Attendre d’en savoir davantage ou agir dès maintenant ?

Si certains résultats sont bien établis, comme le fait que la Terre va continuer à se réchauffer si la concentration des gaz à effet de serre continue de croître, il reste des questions scientifiques non résolues, notamment sur l’amplitude exacte de ce réchauffement et sur certaines de ses conséquences (tempêtes, cyclones, orages…). Ces incertitudes sont parfois utilisées avec des arguments économiques comme prétexte pour ne rien faire, alors qu’au contraire, ces mêmes arguments devraient nous inciter à agir dès maintenant. En effet, beaucoup d’équipements construits actuellement serviront plusieurs dizaines d’années : il peut s’agir aussi bien de logements que de centrales électriques ou d’équipements de transport. Or les projections faites par les climatologues ne sont pas les plus extrêmes, ni dans un sens ni dans l’autre.
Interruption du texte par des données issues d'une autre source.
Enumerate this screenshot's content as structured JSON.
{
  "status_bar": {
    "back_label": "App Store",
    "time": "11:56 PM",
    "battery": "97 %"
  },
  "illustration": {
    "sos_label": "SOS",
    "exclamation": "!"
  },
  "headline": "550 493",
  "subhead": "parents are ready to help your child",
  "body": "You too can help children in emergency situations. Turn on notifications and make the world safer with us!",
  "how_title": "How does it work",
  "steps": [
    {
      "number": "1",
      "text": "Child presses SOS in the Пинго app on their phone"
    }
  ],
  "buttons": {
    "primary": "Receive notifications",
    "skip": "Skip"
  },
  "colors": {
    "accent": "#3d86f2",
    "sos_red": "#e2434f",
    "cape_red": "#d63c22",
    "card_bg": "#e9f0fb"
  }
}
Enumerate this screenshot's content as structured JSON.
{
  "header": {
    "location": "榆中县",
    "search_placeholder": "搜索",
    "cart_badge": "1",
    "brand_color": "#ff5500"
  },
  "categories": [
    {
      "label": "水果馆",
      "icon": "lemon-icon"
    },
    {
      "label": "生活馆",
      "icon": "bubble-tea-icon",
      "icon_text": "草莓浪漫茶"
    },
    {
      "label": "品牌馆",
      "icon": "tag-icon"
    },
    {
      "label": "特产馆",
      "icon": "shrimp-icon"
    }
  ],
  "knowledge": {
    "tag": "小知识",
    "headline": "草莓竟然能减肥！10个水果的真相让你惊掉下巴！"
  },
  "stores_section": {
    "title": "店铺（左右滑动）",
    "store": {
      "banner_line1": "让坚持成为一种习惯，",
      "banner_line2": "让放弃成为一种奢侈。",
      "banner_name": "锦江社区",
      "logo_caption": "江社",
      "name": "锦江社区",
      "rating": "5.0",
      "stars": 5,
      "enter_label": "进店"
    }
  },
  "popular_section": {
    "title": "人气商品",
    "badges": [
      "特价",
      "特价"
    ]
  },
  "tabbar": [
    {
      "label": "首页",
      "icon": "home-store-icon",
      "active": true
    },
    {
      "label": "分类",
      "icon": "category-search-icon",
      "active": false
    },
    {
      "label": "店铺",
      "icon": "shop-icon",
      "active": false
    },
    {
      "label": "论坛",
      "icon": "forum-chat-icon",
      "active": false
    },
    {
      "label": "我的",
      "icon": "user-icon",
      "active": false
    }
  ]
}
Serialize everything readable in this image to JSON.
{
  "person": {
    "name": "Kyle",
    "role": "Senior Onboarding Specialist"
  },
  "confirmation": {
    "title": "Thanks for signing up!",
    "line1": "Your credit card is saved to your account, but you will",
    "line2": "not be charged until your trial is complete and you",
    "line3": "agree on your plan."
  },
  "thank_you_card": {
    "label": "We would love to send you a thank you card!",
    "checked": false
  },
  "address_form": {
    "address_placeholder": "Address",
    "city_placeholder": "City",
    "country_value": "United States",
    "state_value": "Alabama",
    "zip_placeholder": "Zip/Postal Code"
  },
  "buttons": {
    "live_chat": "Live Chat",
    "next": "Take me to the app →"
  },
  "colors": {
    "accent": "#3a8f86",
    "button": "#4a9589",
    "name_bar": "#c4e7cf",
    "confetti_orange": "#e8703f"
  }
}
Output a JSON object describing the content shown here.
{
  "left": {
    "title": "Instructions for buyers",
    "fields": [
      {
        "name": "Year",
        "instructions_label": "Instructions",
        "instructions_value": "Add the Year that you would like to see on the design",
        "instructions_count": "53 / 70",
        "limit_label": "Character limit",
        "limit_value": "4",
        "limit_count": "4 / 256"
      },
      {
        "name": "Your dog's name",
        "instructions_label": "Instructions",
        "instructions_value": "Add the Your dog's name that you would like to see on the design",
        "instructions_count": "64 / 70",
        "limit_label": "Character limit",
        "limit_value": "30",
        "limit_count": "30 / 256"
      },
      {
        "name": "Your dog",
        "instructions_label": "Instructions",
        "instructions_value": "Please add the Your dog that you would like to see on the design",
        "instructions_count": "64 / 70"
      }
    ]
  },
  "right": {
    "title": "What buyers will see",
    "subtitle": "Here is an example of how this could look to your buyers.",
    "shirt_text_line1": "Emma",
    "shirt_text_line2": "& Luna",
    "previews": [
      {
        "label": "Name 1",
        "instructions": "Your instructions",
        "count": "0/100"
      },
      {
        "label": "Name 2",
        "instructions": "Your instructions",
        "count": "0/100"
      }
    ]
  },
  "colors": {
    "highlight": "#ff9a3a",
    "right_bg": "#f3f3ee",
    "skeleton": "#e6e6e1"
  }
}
Ainsi, il est tout à fait possible que dans une dizaine d’années, on s’aperçoive que les effets du réchauffement climatique sont plus importants ou plus dramatiques que ceux prévus aujourd’hui, et donc nécessitent des mesures plus radicales. Tous les nouveaux équipements et installations, s’ils ont été construits sans se soucier de limiter les émissions de gaz à effet de serre, devraient alors être démolis ou refaits, ce qui aurait un coût considérable. Il faudrait de plus prendre des mesures beaucoup plus drastiques qu’aujourd’hui pour rattraper le temps perdu, ce qui coûterait également cher et serait très contraignant. Au contraire, si l’on s’apercevait dans dix ans que, par chance, le réchauffement et ses effets sont moins importants que ceux prévus, il serait alors très facile de réduire les contraintes sur les émissions. Les équipements que l’on aurait construits, même s’ils auraient été plus chers à la construction, pourraient être conservés et resteraient peu chers à utiliser car ils seraient économes en énergie.
Les variations récentes du climat peuvent être attribuées principalement aux activités humaines, et celles-ci continueront à jouer dans le futur. Néanmoins, l’ampleur de ces changements sera très différente selon que l’on entreprendra ou pas des actions pour limiter les émissions de gaz à effet de serre et les autres perturbations anthropiques.